Faculty Spring 2019: Anna Ziajka Stanton

Intimate Philologies: Translating Arabic Literature into English After Orientalism

Assistant Professor of Comparative Literature and Arabic Literature

Intimate Philologies: Translating Arabic Literature into English After Orientalism

Postcolonial accounts of cultural transmission between the West and the Arabic-speaking Middle East have often emphasized translation’s complicity in an Orientalist or neoimperial politics of representation, from Edward Said’s pathbreaking insights in Orientalism (1978) to Lawrence Venuti’s diagnosis of trends of domestication and foreignization in the Anglophone publishing market. Intimate Philologies takes a different approach to understanding the politics, and the ethics, of Arabic-to-English literary translation since the colonial era.

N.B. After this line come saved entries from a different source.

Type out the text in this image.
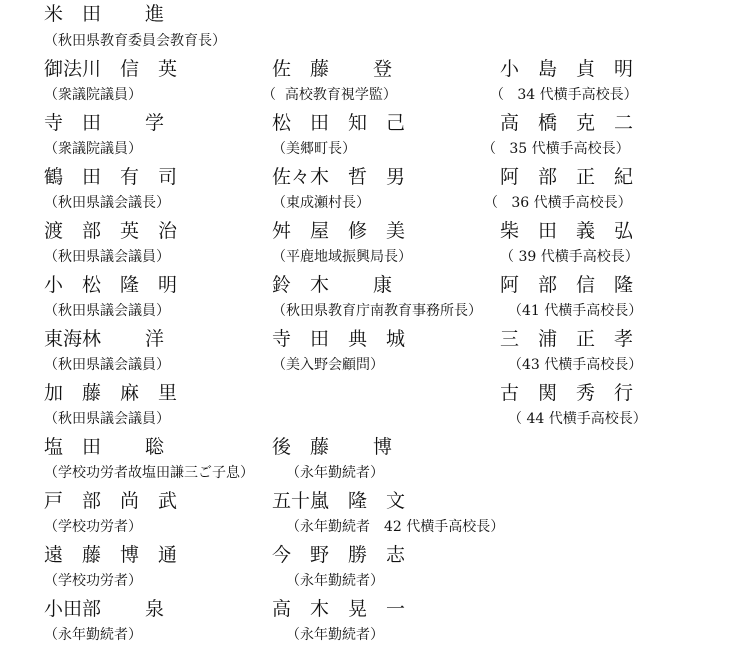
米　田　　 進
（秋田県教育委員会教育長）
御法川　信　英
（衆議院議員）
佐　藤　　 登
（  高校教育視学監）
小　島　貞　明
（   34 代横手高校長）
寺　田　　 学
（衆議院議員）
松　田　知　己
（美郷町長）
高　橋　克　二
（   35 代横手高校長）
鶴　田　有　司
（秋田県議会議長）
佐々木　哲　男
（東成瀬村長）
阿　部　正　紀
（   36 代横手高校長）
渡　部　英　治
（秋田県議会議員）
舛　屋　修　美
（平鹿地域振興局長）
柴　田　義　弘
（ 39 代横手高校長）
小　松　隆　明
（秋田県議会議員）
鈴　木　　 康
（秋田県教育庁南教育事務所長）
阿　部　信　隆
（41 代横手高校長）
東海林　　 洋
（秋田県議会議員）
寺　田　典　城
（美入野会顧問）
三　浦　正　孝
（43 代横手高校長）
加　藤　麻　里
（秋田県議会議員）
古　関　秀　行
（ 44 代横手高校長）
塩　田　　 聡
（学校功労者故塩田謙三ご子息）
後　藤　　 博
（永年勤続者）
戸　部　尚　武
（学校功労者）
五十嵐　隆　文
（永年勤続者　42 代横手高校長）
遠　藤　博　通
（学校功労者）
今　野　勝　志
（永年勤続者）
小田部　　 泉
（永年勤続者）
高　木　晃　一
（永年勤続者）
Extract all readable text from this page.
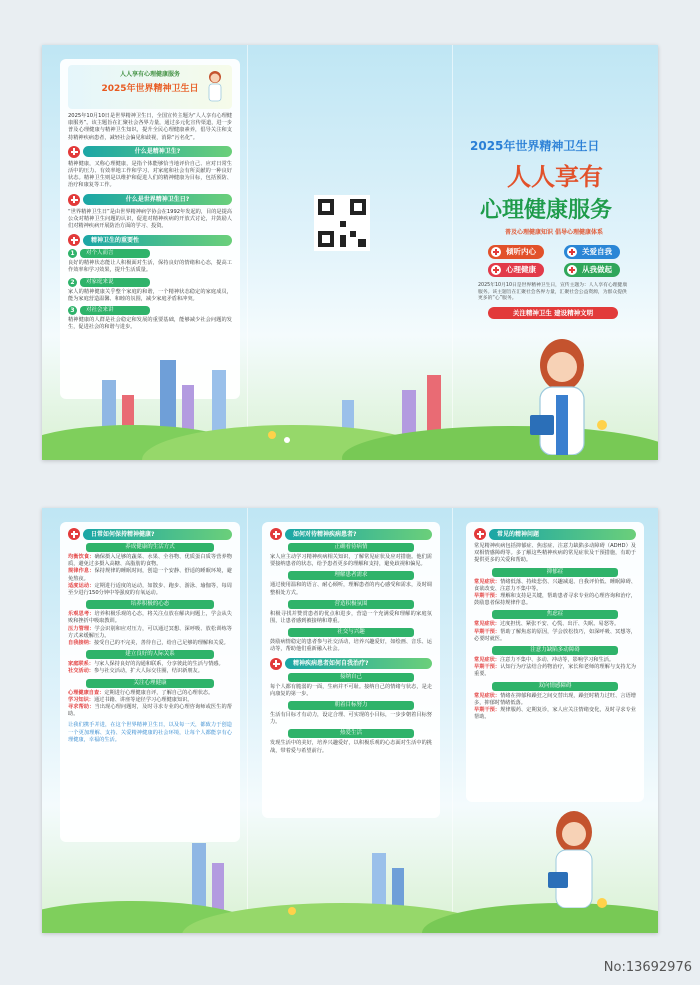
人人享有心理健康服务
2025年世界精神卫生日
2025年10月10日是世界精神卫生日，全国宣传主题为“人人享有心理健康服务”。该主题旨在汇聚社会各界力量，通过多元化宣传渠道，进一步普及心理健康与精神卫生知识，提升全民心理健康素养，倡导关注和支持精神疾病患者，减轻社会偏见和歧视，消除“污名化”。
什么是精神卫生?
精神健康，又称心理健康，是指个体能够恰当地评价自己、应对日常生活中的压力、有效率地工作和学习、对家庭和社会有所贡献的一种良好状态。精神卫生则是以维护和促进人们的精神健康为目标，包括预防、治疗和康复等工作。
什么是世界精神卫生日?
“世界精神卫生日”是由世界精神病学协会在1992年发起的，目的是提高公众对精神卫生问题的认识，促进对精神疾病的开放式讨论，并鼓励人们对精神疾病开展防治方面的学习、投资。
精神卫生的重要性
1	对个人而言
良好的精神状态能让人积极面对生活，保持良好的情绪和心态，提高工作效率和学习效果，提升生活质量。
2	对家庭来说
家人的精神健康关乎整个家庭的和谐，一个精神状态稳定的家庭成员，能为家庭营造温馨、和睦的氛围，减少家庭矛盾和冲突。
3	对社会来讲
精神健康的人群是社会稳定和发展的重要基础，能够减少社会问题的发生，促进社会的和谐与进步。
2025年世界精神卫生日
人人享有
心理健康服务
普及心理健康知识 倡导心理健康体系
倾听内心	关爱自我
心理健康	从我做起
2025年10月10日是世界精神卫生日，宣传主题为：人人享有心理健康服务。该主题旨在汇聚社会各界力量，汇聚社会公益资源，为群众提供更多的“心”服务。
关注精神卫生 建设精神文明
日常如何保持精神健康?
养成健康的生活方式
均衡饮食：确保摄入足够的蔬菜、水果、全谷物、优质蛋白质等营养物质，避免过多摄入高糖、高脂肪的食物。
规律作息：保持规律的睡眠时间，创造一个安静、舒适的睡眠环境，避免熬夜。
适度运动：定期进行适度的运动，如散步、跑步、游泳、瑜伽等，每周至少进行150分钟中等强度的有氧运动。
培养积极的心态
乐观思考：培养积极乐观的心态，将关注点放在解决问题上，学会从失败和挫折中吸取教训。
压力管理：学会识别和应对压力，可以通过冥想、深呼吸、放松训练等方式来缓解压力。
自我接纳：接受自己的不完美，善待自己，给自己足够的理解和关爱。
建立良好的人际关系
家庭联系：与家人保持良好的沟通和联系，分享彼此的生活与情感。
社交活动：参与社交活动，扩大人际交往圈，结识新朋友。
关注心理健康
心理健康自查：定期进行心理健康自评，了解自己的心理状态。
学习知识：通过书籍、讲座等途径学习心理健康知识。
寻求帮助：当出现心理问题时，及时寻求专业的心理咨询师或医生的帮助。
让我们携手并进，在这个世界精神卫生日，以及每一天，都致力于创造一个更加理解、支持、关爱精神健康的社会环境，让每个人都能享有心理健康，幸福的生活。
如何对待精神疾病患者?
正确看待病情
家人应主动学习精神疾病相关知识，了解常见症状及应对措施。他们需要接纳患者的状态，给予患者更多的理解和支持，避免歧视和偏见。
理解患者需求
通过使用温和的语言、耐心倾听，理解患者的内心感受和需求，及时调整相处方式。
营造积极氛围
积极寻找并赞赏患者的优点和进步，营造一个充满爱和理解的家庭氛围，让患者感到被接纳和尊重。
社交与兴趣
鼓励病情稳定的患者参与社交活动，培养兴趣爱好，如绘画、音乐、运动等，帮助他们重新融入社会。
精神疾病患者如何自我治疗?
接纳自己
每个人都有脆弱的一面，生病并不可耻。接纳自己的情绪与状态，是走向康复的第一步。
朝着目标努力
生活有目标才有动力，设定合理、可实现的小目标，一步步朝着目标努力。
热爱生活
发现生活中的美好，培养兴趣爱好，以积极乐观的心态面对生活中的挑战，带着爱与希望前行。
常见的精神问题
常见精神疾病包括抑郁症、焦虑症、注意力缺陷多动障碍（ADHD）及双相情感障碍等。多了解这些精神疾病的常见症状及干预措施，有助于提供更多的关爱和帮助。
抑郁症
常见症状：情绪低落、持续悲伤、兴趣减退、自我评价低、睡眠障碍、食欲改变、注意力不集中等。
早期干预：理解和支持是关键，帮助患者寻求专业的心理咨询和治疗，鼓励患者保持规律作息。
焦虑症
常见症状：过度担忧、紧张不安、心慌、出汗、失眠、易怒等。
早期干预：帮助了解焦虑的原因，学会放松技巧，如深呼吸、冥想等，必要时就医。
注意力缺陷多动障碍
常见症状：注意力不集中、多动、冲动等，影响学习和生活。
早期干预：认知行为疗法结合药物治疗，家长和老师的理解与支持尤为重要。
双向情感障碍
常见症状：情绪在抑郁和躁狂之间交替出现，躁狂时精力过旺、言语增多，抑郁时情绪低落。
早期干预：规律服药、定期复诊，家人应关注情绪变化，及时寻求专业帮助。
No:13692976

In this book, I propose an ethico-political framework organized around physiological, rather than mimetic, experiences of otherness made possible through the production and consumption of translated literature. Beginning with the popular and controversial nineteenth-century “Arabian Nights” translations by Sir Richard Francis Burton, I trace a genealogy of Arabic-to-English literary translators for whom the philological practice of translation is a form of embodied labor, linking a love of words (philology) to the affective possibilities of texts that circulate in the international literary system. As Burton’s work unsettles normative regimes of sense and sensuality among Victorian readers, the translations that feature in subsequent chapters mobilize the physicality of translated literary language to disrupt the colonial language hierarchies, epistemological frameworks, and structures of soft and hard power that have shaped the relationship between the Anglophone West and the Orient in recent centuries. Rather than identifying these texts and their translators as an uninterrupted lineage, however, Intimate Philologies emphasizes modes of inheritance and influence that are discontinuous, contingent, and fraught with anxiety, ultimately showing that the salutary potential of literary affect in a post-Orientalist setting is always counterbalanced by ethical risk.